The new MCAT will explore ways to add communication skills to the testing experience. It will be divided into four sections; the first three will remain science based while the fourth section will consist of reading passages and questions based on ethics and cross-cultural studies. Section one will regard cellular and molecular biology, section two will cover biochemistry and section three will deal with the behavioral and social sciences.
“The idea is that a good doctor isn’t just someone who just knows science, they should have the instincts of compassion and have the ability to relate to people,” said professor George Briggs, chair of the biology department.
Although the Association of American Medical Colleges will be removing the essay portion of the exam, the new sections will add about 90 minutes to the test, making it approximately 6 1/2 hours long.
Briggs said he agrees with the changes but he also realizes that this might make attaining the course requirements for the pre-med program more difficult than it already is. The changes will take place in 2015, which means students coming in next fall will be affected.
Aside from the original course requirements, it will also be necessary for pre-med students to take certain introductory biochemistry, sociology and psychology classes.
“It might be problematic how the colleges respond to this,” said Briggs.
“By moving in this direction, the AAMC and the medical schools show that they are interested in medical school candidates that understand people, not just scientific details,” said Max Jacobson, a senior biology major who teaches the MCAT class for Kaplan Test Prep at Geneseo.
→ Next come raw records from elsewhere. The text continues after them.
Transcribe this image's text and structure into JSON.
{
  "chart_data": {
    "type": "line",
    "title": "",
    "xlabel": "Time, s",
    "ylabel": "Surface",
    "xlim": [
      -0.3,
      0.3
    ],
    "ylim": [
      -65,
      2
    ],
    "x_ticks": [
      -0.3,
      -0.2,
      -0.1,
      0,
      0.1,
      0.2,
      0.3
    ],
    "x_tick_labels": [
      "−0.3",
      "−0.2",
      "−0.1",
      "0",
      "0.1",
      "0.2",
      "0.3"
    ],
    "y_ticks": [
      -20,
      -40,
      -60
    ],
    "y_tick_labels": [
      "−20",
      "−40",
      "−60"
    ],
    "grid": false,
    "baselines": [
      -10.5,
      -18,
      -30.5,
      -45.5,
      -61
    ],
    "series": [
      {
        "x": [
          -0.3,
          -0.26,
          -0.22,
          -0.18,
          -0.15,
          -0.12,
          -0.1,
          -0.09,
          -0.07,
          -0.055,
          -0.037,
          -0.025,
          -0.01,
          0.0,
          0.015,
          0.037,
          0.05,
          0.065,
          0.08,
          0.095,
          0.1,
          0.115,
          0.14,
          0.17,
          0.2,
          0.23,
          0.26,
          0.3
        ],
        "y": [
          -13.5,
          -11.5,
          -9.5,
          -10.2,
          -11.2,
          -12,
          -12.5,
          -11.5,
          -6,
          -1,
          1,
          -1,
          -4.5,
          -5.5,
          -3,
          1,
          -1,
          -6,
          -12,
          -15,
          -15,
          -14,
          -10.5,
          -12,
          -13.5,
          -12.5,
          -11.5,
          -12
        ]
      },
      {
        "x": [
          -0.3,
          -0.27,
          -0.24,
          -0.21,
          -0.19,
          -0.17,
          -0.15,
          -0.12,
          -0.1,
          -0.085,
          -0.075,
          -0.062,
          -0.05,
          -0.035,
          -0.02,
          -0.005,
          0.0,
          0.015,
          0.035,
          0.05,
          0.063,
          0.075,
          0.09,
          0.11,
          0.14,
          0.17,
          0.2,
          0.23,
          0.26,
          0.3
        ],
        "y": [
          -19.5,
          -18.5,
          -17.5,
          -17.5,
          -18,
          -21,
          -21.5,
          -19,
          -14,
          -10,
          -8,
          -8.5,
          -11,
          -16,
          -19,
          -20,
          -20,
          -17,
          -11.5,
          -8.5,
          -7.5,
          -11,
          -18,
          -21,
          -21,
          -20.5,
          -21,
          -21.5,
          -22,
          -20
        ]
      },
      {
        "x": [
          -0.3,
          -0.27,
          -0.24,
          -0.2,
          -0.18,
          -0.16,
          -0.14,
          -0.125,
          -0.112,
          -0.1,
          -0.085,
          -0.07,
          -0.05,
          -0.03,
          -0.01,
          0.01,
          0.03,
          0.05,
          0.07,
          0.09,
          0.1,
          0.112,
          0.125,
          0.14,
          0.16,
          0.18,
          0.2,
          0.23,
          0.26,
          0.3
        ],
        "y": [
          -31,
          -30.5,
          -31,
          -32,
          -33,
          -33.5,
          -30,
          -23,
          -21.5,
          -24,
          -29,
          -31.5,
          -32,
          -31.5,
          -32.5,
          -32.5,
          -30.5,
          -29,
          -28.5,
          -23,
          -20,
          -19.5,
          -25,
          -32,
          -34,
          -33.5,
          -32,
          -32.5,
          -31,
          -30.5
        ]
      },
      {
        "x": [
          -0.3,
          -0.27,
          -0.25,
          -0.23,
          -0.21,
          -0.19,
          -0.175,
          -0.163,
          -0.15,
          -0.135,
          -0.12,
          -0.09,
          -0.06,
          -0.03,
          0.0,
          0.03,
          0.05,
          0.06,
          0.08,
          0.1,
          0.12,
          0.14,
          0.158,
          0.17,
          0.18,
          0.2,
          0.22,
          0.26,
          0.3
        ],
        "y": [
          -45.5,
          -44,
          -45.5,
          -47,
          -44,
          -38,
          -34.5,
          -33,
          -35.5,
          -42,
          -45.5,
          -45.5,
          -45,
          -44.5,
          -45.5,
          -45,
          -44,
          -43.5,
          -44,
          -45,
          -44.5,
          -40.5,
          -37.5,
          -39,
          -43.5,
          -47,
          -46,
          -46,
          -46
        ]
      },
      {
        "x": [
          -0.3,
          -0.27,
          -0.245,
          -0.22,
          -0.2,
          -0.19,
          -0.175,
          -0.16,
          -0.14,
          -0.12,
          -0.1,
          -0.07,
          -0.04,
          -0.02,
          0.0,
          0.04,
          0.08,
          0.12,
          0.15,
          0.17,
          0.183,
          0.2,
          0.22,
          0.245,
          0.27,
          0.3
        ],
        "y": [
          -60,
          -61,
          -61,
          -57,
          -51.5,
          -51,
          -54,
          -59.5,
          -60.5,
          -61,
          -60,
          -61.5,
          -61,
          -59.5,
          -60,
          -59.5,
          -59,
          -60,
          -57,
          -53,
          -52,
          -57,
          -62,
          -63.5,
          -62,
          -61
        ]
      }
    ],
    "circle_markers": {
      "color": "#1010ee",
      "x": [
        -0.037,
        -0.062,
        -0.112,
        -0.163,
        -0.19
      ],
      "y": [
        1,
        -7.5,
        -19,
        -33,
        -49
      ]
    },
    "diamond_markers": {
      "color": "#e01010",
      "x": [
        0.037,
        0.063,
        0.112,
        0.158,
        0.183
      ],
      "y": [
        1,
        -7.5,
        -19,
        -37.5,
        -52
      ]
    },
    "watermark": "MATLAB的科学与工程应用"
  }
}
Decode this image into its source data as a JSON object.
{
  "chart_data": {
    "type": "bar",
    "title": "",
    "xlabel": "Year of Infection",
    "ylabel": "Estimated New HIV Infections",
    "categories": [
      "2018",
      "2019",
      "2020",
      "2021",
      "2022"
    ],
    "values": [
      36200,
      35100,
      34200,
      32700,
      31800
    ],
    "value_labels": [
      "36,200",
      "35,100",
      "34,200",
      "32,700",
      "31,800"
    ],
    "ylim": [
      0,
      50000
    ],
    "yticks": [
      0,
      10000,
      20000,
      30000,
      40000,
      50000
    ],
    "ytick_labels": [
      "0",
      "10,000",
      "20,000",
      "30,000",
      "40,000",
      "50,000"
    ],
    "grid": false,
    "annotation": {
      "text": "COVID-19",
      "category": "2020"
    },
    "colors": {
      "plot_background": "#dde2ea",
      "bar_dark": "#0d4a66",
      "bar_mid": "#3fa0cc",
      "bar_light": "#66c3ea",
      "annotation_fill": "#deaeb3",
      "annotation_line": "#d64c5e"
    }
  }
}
Jacobson said he believes the changes will ultimately have positive effects on the medical field.
According to Jacobson, it is important for employees involved in such a precise and intricate area of hire to also be able to understand how people work according not only to their brain chemistries but also to their cultures and individual characteristics.
Jacobson also said that despite the changes, the main focus of the test would stay the same.
“This is because physicians need to be able to incorporate new details on the fly and make smart decisions,” he said. “Critical thinking is the focus of the old MCAT, and will still remain the focus in the new MCAT,” he said.
According to Jacobson, it is important that workers in the medical field are able to analyze a situation and respond and communicate with the patient appropriately.
Freshman anthropology major Rae Benton is also pre-med student and said that she agrees with the changes to the MCAT.
“In order to be a doctor you need to be able to communicate with all different kinds of people,” Benton said.